Llegado a este punto, don Antonio se mostraba más excitado que de costumbre, pues en el fondo era aquello lo que justificaba la principal misión que había emprendido en la vida.

En los años posteriores hubieron de nacer tres nuevos vástagos. Dos de ellos murieron desgraciadamente a poco de abrir sus ojos al mundo. Jacinto lo hizo cuando apenas tenía dos meses de edad y María Antonia, cuando aún no había cumplido un año. Fueron dos muertes repentinas que volvieron a sembrar el dolor en el alma de los esposos, aun cuando ya ellos se habían hecho más duros y resistentes a él desde que falleciera su primer hijo.
Más tarde nació Ana María, que había de ser la última y que parecía venir a restañar viejas heridas en virtud de los dones de los que semejaba estar provista.
De esta manera, entre unas circunstancias y otras, la familia fue tomando un nuevo cariz, ahora mucho más seguro y estable que antes a pesar de las adversidades que había tenido que afrontar en el pasado. Aquellas pruebas sirvieron también para que sus miembros se sintieran más unidos y dispuestos a ayudarse en todo lo que hiciera falta, asistidos por la idea de que era eso precisamente lo que a los ausentes más les debía de agradar en el caso de que vivieran; de tal modo que más de uno cobró la impresión de que estaban en deuda permanente con ellos, como si hubieran contraído en verdad la obligación de compensar su pérdida con los actos y tareas que les hubieran hecho más felices.
María Dolores, la madre, los tenía presentes a todas horas, especialmente cuando los otros hijos contribuían con sus gracias y arrumacos a que ella se viese más reconfortada que antes, casi a punto de olvidar por un momento la tremenda desgracia que había pasado.
Don Antonio, por su parte, se acogió con mayor reciedumbre a su arraigada fe de antaño, tratando de intuir a través de ella el dichoso estado del que sus hijos fallecidos ya gozaban. Algunas tardes, cuando nadie lo veía, entraba en la iglesia y se pasaba largas horas postrado en uno de los reclinatorios del presbiterio: allí, a solas con el Señor, en tanto que meditaba acerca de todo lo que le había acontecido durante aquellos años, sin saber cómo, solía experimentar en su interior un dulce consuelo que brotaba en él de manera misteriosa y que se expandía luego en forma de embriagadores sentimientos de paz y de regocijo íntimo que lo confirmaban en su fe y lo reconciliaban con las circunstancias que su propia suerte le había deparado.

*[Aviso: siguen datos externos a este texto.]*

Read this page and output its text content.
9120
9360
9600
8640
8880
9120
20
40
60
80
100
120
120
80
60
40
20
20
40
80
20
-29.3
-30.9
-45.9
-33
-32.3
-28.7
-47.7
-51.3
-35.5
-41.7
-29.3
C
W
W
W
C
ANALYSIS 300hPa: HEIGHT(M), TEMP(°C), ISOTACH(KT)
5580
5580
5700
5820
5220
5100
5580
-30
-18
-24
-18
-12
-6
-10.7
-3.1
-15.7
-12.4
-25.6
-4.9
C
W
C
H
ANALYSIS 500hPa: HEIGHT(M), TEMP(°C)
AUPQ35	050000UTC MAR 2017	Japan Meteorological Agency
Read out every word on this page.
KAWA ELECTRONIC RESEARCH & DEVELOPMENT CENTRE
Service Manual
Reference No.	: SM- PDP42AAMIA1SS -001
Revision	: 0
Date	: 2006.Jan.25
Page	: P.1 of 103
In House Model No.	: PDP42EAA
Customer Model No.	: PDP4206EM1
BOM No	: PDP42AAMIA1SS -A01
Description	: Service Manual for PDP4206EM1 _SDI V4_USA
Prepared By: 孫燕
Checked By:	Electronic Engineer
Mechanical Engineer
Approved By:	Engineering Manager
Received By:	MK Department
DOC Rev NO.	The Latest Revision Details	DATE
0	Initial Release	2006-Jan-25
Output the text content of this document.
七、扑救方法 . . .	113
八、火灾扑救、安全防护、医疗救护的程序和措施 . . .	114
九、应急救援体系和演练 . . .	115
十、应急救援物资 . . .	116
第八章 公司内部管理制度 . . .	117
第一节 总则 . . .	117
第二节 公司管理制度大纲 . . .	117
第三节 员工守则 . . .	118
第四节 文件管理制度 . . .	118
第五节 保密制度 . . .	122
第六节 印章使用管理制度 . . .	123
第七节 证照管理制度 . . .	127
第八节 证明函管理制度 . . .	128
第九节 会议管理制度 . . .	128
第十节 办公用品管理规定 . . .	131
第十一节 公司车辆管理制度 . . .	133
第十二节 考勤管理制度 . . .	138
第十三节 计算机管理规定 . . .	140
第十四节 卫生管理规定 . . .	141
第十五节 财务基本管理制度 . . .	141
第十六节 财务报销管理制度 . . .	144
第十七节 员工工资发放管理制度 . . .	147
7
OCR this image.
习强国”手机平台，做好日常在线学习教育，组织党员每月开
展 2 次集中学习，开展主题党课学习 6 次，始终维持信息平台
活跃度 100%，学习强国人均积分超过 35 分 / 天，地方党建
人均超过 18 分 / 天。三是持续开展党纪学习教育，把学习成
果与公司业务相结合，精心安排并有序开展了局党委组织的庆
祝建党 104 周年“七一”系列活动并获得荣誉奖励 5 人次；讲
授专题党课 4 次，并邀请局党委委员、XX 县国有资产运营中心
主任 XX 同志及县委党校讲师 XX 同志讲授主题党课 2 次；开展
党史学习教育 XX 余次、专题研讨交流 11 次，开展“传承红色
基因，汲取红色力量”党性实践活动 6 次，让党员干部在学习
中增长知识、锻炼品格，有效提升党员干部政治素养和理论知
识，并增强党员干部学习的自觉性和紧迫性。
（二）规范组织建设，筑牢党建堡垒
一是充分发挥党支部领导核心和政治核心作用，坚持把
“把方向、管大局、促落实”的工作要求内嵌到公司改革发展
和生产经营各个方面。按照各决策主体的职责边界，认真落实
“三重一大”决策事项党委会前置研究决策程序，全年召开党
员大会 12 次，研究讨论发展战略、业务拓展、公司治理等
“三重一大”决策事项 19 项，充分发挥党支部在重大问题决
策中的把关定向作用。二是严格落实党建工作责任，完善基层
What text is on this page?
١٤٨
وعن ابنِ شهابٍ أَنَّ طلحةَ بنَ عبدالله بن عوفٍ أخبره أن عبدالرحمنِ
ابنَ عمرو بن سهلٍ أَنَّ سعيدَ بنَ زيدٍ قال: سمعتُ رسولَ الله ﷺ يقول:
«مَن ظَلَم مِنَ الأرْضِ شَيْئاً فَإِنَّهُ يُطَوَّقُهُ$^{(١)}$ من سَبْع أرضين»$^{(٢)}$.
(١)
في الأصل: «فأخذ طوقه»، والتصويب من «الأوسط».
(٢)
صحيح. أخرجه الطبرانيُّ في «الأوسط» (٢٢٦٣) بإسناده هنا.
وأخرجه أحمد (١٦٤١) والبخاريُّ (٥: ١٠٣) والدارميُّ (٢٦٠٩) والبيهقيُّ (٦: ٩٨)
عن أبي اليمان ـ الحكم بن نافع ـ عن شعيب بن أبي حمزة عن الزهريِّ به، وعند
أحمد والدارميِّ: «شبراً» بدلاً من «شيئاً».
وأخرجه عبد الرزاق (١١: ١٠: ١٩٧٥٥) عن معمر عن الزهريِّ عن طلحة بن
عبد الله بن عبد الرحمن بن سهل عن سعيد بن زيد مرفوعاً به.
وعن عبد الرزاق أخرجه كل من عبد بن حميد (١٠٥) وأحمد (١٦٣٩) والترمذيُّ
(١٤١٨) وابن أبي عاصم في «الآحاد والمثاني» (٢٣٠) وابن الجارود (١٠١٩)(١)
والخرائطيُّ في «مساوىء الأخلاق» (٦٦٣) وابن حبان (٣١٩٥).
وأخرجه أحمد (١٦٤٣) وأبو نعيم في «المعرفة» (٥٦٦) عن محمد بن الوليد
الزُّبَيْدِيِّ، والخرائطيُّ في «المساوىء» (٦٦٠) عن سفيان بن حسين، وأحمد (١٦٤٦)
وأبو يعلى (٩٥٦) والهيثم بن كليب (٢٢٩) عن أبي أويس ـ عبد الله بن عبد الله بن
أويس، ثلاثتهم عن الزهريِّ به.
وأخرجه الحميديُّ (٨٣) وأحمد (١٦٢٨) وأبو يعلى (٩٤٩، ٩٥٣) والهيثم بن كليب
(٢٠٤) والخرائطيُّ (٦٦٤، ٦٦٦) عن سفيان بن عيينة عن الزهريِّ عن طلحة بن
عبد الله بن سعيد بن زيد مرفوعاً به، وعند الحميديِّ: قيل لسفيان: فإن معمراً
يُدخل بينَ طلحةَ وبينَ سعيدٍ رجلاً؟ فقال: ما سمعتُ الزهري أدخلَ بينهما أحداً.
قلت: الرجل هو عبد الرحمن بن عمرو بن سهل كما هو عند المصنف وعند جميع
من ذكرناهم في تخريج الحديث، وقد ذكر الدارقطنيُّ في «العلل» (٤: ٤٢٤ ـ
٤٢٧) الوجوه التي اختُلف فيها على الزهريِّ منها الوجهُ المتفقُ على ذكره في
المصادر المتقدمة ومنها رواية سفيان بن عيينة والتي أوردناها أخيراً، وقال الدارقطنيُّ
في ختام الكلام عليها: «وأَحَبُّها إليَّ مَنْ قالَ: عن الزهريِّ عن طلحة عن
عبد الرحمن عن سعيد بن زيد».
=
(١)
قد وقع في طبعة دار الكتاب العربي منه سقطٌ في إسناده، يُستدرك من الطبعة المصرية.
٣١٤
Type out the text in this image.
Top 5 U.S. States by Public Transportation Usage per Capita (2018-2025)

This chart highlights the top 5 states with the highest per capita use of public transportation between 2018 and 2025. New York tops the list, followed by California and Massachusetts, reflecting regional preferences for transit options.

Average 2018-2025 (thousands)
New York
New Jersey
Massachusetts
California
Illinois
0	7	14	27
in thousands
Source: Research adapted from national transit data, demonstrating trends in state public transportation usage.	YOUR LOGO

Don Manuel, que lo conocía bien, a veces hablaba con él de estas experiencias, sobre las cuales a menudo decía que eran quizá demasiado elevadas para su espíritu, menos preparado que el suyo para aspirar a aquel estado de plenitud que él en sus oraciones alcanzaba.
Si alguna cualidad despuntaba más en el párroco, por encima de otras que debían ser consustanciales con su sacerdocio, era sin duda la humildad, surgida de su particular trato con Dios y con las gentes a quienes servía.
“El sufrimiento ha hecho de ti un hombre más puro”, le dijo un día en que dialogaban sobre aquello; y como don Antonio no contestase nada, se puso a alabar la hermosa condición que en él había observado, cayendo así sin darse cuenta en la espontánea garrulería en que algunas veces terminaba su discurso, sobre todo cuando el oyente estaba dispuesto a escucharle o, como en el caso del sacristán, no sabía qué decir ante la exaltada locuacidad con que se sucedían sus palabras.
Se había quedado ya casi completamente calvo don Manuel; sólo algunos pelos alrededor de la antigua tonsura se resistían a abandonar su cabeza como los restos de un breñal que aún permaneciesen arraigados entre las rocas. Se le notaba también que ya no tenía la fortaleza ni la energía de antes, aunque su ánimo parecía que se mantuviese en todo momento despierto y dotado de la misma disposición que lo asistía en el pasado. Continuaba paseando de un lado a otro mientras hablaba, en especial cuando su genio se excitaba aún más de lo que acostumbraba por la importancia de lo que a la sazón estuviese exponiendo.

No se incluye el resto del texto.